Higher Scrutiny of Government ‘Investments’ Required

First Published: 2013-04-03

See more articles by Jarrett Skorup here… at the Mackinac Center for Public Policy. See the original post here…

When a company wants to go public and offer shares of common stock, it must fill out an S-1 form, a background document used by investors for research before an initial public offering (IPO) is filed. Because they have a direct financial interest in the performance of a company, individuals and groups that invest are smart to look closely at this document before pledging their money.

If only the government was as careful.

Last summer, Michigan Capitol Confidential covered the “green” energy company Mascoma Corp., which has received more than $100 million from the federal government and another $20 million from the state of Michigan. Mascoma is a biofuel company that has developed a new type of yeast used to lower the costs of ethanol. It currently sells that product to corn ethanol makers, but has received government funding with the hope of using it for cellulosic ethanol.

Here is what the company reported in its IPO filing:

  • “We have a limited operating history… a history of losses and the expectation of continuing losses.”
  • “Our company has only been in existence since October 2005 and we have no experience in the markets in which we intend to operate.”
  • “We may not achieve or sustain positive cash flow and we may be unable to obtain additional financing to grow our business, develop or enhance our products or respond to competitive pressures.”
  • “In the year ended December 31, 2011, our total revenue was $10.7 million with government grants and awards constituting 93% of our revenue and sales of pretreatment equipment and services constituting 6% of our revenue.”

Unsurprisingly, Mascoma quietly pulled its IPO recently, citing “market conditions.”

Mascoma is trying to build a plant in Kinross in the Upper Peninsula. The bulk of the government money was for the proposed plant, which it was supposed to break ground on over two years ago, projecting to the state that it would create 70 jobs (it ended up reporting three created jobs).

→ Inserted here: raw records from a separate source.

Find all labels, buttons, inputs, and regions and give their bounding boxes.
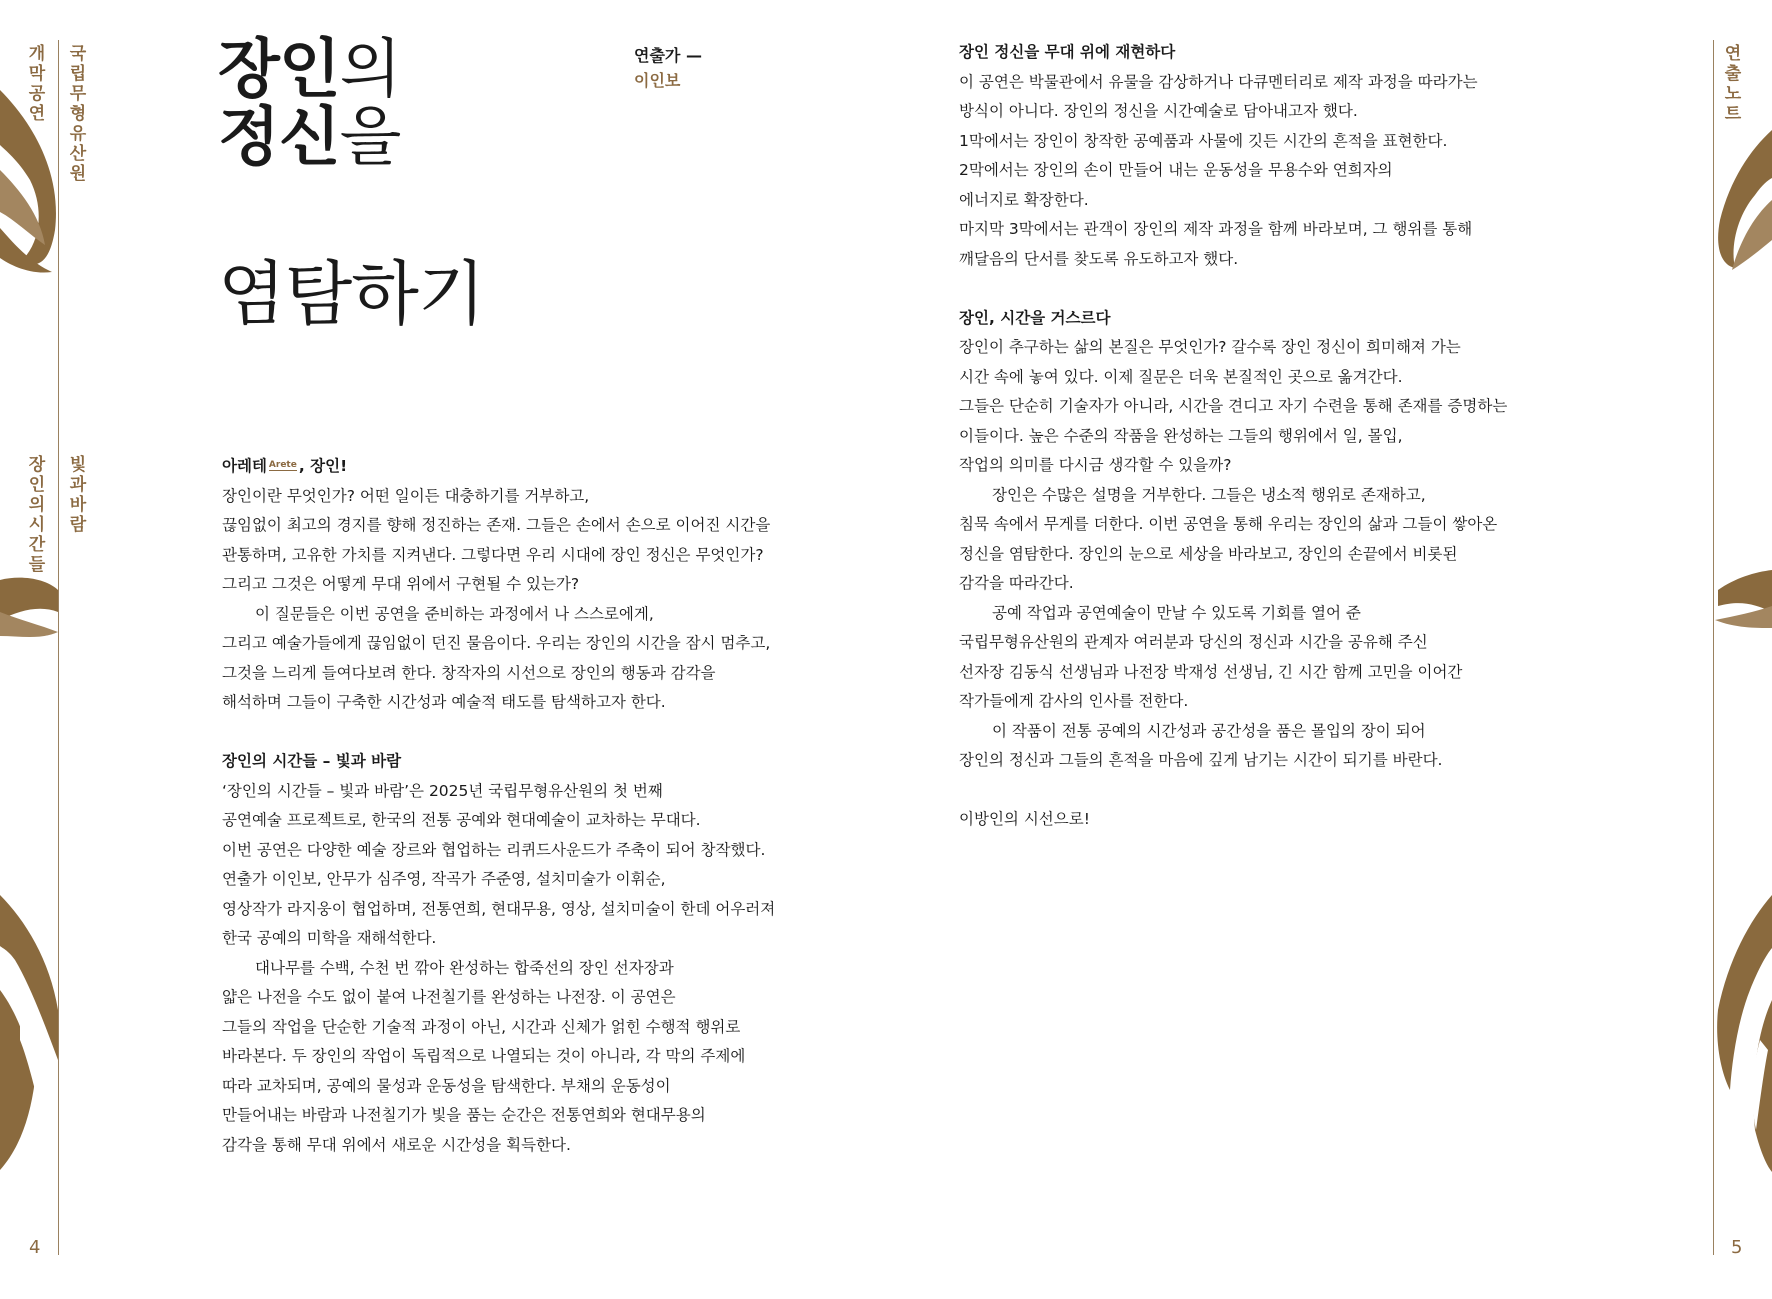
paragraph-line: 그리고 예술가들에게 끊임없이 던진 물음이다. 우리는 장인의 시간을 잠시 멈추고, <box>222 634 771 652</box>
director-name: 이인보 <box>634 71 681 90</box>
paragraph-line: 침묵 속에서 무게를 더한다. 이번 공연을 통해 우리는 장인의 삶과 그들이 쌓아온 <box>959 515 1498 533</box>
left-body-column <box>222 451 775 1160</box>
paragraph-line: 시간 속에 놓여 있다. 이제 질문은 더욱 본질적인 곳으로 옮겨간다. <box>959 367 1403 386</box>
margin-label-director-note: 연출노트 <box>1724 44 1742 124</box>
section-heading-times: 장인의 시간들 – 빛과 바람 <box>222 752 402 770</box>
margin-label-subtitle: 빛과 바람 <box>69 455 87 535</box>
paragraph-line: 이 공연은 박물관에서 유물을 감상하거나 다큐멘터리로 제작 과정을 따라가는 <box>959 72 1478 91</box>
title-line-3: 염탐하기 <box>218 253 485 335</box>
paragraph-line: 한국 공예의 미학을 재해석한다. <box>222 929 437 947</box>
right-brush-ornament <box>1710 0 1772 1299</box>
paragraph-line: 장인의 정신과 그들의 흔적을 마음에 깊게 남기는 시간이 되기를 바란다. <box>959 751 1443 769</box>
section-heading-against-time: 장인, 시간을 거스르다 <box>959 308 1111 327</box>
paragraph-line: 1막에서는 장인이 창작한 공예품과 사물에 깃든 시간의 흔적을 표현한다. <box>959 131 1448 150</box>
paragraph-line: 장인은 수많은 설명을 거부한다. 그들은 냉소적 행위로 존재하고, <box>992 485 1426 504</box>
paragraph-line: 그것을 느리게 들여다보려 한다. 창작자의 시선으로 장인의 행동과 감각을 <box>222 663 716 682</box>
paragraph-line: 대나무를 수백, 수천 번 깎아 완성하는 합죽선의 장인 선자장과 <box>255 958 674 977</box>
paragraph-line: 국립무형유산원의 관계자 여러분과 당신의 정신과 시간을 공유해 주신 <box>959 633 1428 651</box>
paragraph-line: 깨달음의 단서를 찾도록 유도하고자 했다. <box>959 249 1239 268</box>
paragraph-line: ‘장인의 시간들 – 빛과 바람’은 2025년 국립무형유산원의 첫 번째 <box>222 781 663 800</box>
paragraph-line: 감각을 따라간다. <box>959 574 1074 592</box>
paragraph-line: 그리고 그것은 어떻게 무대 위에서 구현될 수 있는가? <box>222 575 580 593</box>
paragraph-line: 이 작품이 전통 공예의 시간성과 공간성을 품은 몰입의 장이 되어 <box>992 721 1426 740</box>
paragraph-line: 2막에서는 장인의 손이 만들어 내는 운동성을 무용수와 연희자의 <box>959 161 1393 179</box>
paragraph-line: 선자장 김동식 선생님과 나전장 박재성 선생님, 긴 시간 함께 고민을 이어간 <box>959 662 1463 681</box>
paragraph-line: 그들의 작업을 단순한 기술적 과정이 아닌, 시간과 신체가 얽힌 수행적 행위로 <box>222 1017 741 1036</box>
paragraph-line: 관통하며, 고유한 가치를 지켜낸다. 그렇다면 우리 시대에 장인 정신은 무엇인가? <box>222 545 764 564</box>
title-line-1: 장인의 <box>218 33 401 107</box>
paragraph-line: 정신을 염탐한다. 장인의 눈으로 세상을 바라보고, 장인의 손끝에서 비롯된 <box>959 544 1458 563</box>
page-number-left: 4 <box>29 1237 41 1258</box>
director-role: 연출가 — <box>634 46 702 65</box>
right-margin-rule <box>1713 40 1714 1255</box>
left-brush-ornament <box>0 0 62 1299</box>
paragraph-line: 공연예술 프로젝트로, 한국의 전통 공예와 현대예술이 교차하는 무대다. <box>222 811 701 829</box>
paragraph-line: 작업의 의미를 다시금 생각할 수 있을까? <box>959 456 1232 474</box>
paragraph-line: 장인이란 무엇인가? 어떤 일이든 대충하기를 거부하고, <box>222 486 590 505</box>
paragraph-line: 방식이 아니다. 장인의 정신을 시간예술로 담아내고자 했다. <box>959 102 1358 120</box>
title-line-2: 정신을 <box>218 101 401 175</box>
closing-line: 이방인의 시선으로! <box>959 810 1090 828</box>
paragraph-line: 감각을 통해 무대 위에서 새로운 시간성을 획득한다. <box>222 1135 571 1154</box>
page-title <box>218 33 401 175</box>
paragraph-line: 이번 공연은 다양한 예술 장르와 협업하는 리퀴드사운드가 주축이 되어 창작했다. <box>222 840 766 859</box>
paragraph-line: 마지막 3막에서는 관객이 장인의 제작 과정을 함께 바라보며, 그 행위를 통해 <box>959 220 1473 238</box>
paragraph-line: 만들어내는 바람과 나전칠기가 빛을 품는 순간은 전통연희와 현대무용의 <box>222 1106 706 1124</box>
page-number-right: 5 <box>1731 1237 1743 1258</box>
paragraph-line: 해석하며 그들이 구축한 시간성과 예술적 태도를 탐색하고자 한다. <box>222 693 666 711</box>
paragraph-line: 얇은 나전을 수도 없이 붙여 나전칠기를 완성하는 나전장. 이 공연은 <box>222 988 676 1006</box>
paragraph-line: 바라본다. 두 장인의 작업이 독립적으로 나열되는 것이 아니라, 각 막의 주제에 <box>222 1047 746 1065</box>
paragraph-line: 장인이 추구하는 삶의 본질은 무엇인가? 갈수록 장인 정신이 희미해져 가는 <box>959 338 1461 356</box>
paragraph-line: 에너지로 확장한다. <box>959 190 1089 209</box>
paragraph-line: 공예 작업과 공연예술이 만날 수 있도록 기회를 열어 준 <box>992 603 1361 622</box>
paragraph-line: 작가들에게 감사의 인사를 전한다. <box>959 692 1189 710</box>
margin-label-opening: 개막공연 <box>28 44 46 124</box>
paragraph-line: 그들은 단순히 기술자가 아니라, 시간을 견디고 자기 수련을 통해 존재를 증명하는 <box>959 397 1508 415</box>
paragraph-line: 연출가 이인보, 안무가 심주영, 작곡가 주준영, 설치미술가 이휘순, <box>222 870 666 888</box>
paragraph-line: 이들이다. 높은 수준의 작품을 완성하는 그들의 행위에서 일, 몰입, <box>959 426 1403 445</box>
right-body-column <box>959 38 1507 835</box>
paragraph-line: 따라 교차되며, 공예의 물성과 운동성을 탐색한다. 부채의 운동성이 <box>222 1076 671 1095</box>
paragraph-line: 영상작가 라지웅이 협업하며, 전통연희, 현대무용, 영상, 설치미술이 한데 어우러져 <box>222 899 776 918</box>
margin-label-show-title: 장인의 시간들 <box>28 455 46 575</box>
arete-tag: Arete <box>268 460 297 470</box>
section-heading-arete: 아레테 $^{Arete}$ , 장인! <box>222 457 348 475</box>
paragraph-line: 끊임없이 최고의 경지를 향해 정진하는 존재. 그들은 손에서 손으로 이어진 시간을 <box>222 516 771 534</box>
section-heading-stage: 장인 정신을 무대 위에 재현하다 <box>959 43 1176 61</box>
paragraph-line: 이 질문들은 이번 공연을 준비하는 과정에서 나 스스로에게, <box>255 604 654 623</box>
margin-label-institution: 국립무형유산원 <box>69 44 87 184</box>
left-margin-rule <box>58 40 59 1255</box>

Instead, the construction was delayed; the company later told Capitol Confidential it would start building by the end of 2012, but there is no word whether construction has started. The group in charge of the plant is Frontier Renewable, a co-op between Mascoma and J.M. Longyear, but the company’s website has not had a news update in more than a year.

Katie Fehrenbacher, a senior writer for the website GigaOM, reports that Mascoma has changed its S-1 form to show that it is more reliant on government funding.

"Before pulling its IPO, Mascoma raised two rounds of a few millions of dollars in debt over the past six months," Fehrenbacher wrote. "That’s not the typical behavior of a company on the upswing getting ready to go public."

The federal and state governments promote these types of investments as both job creators and a path toward a clean energy future. Instead, it is a prime example of how misaligned incentives harm taxpayers and the economy.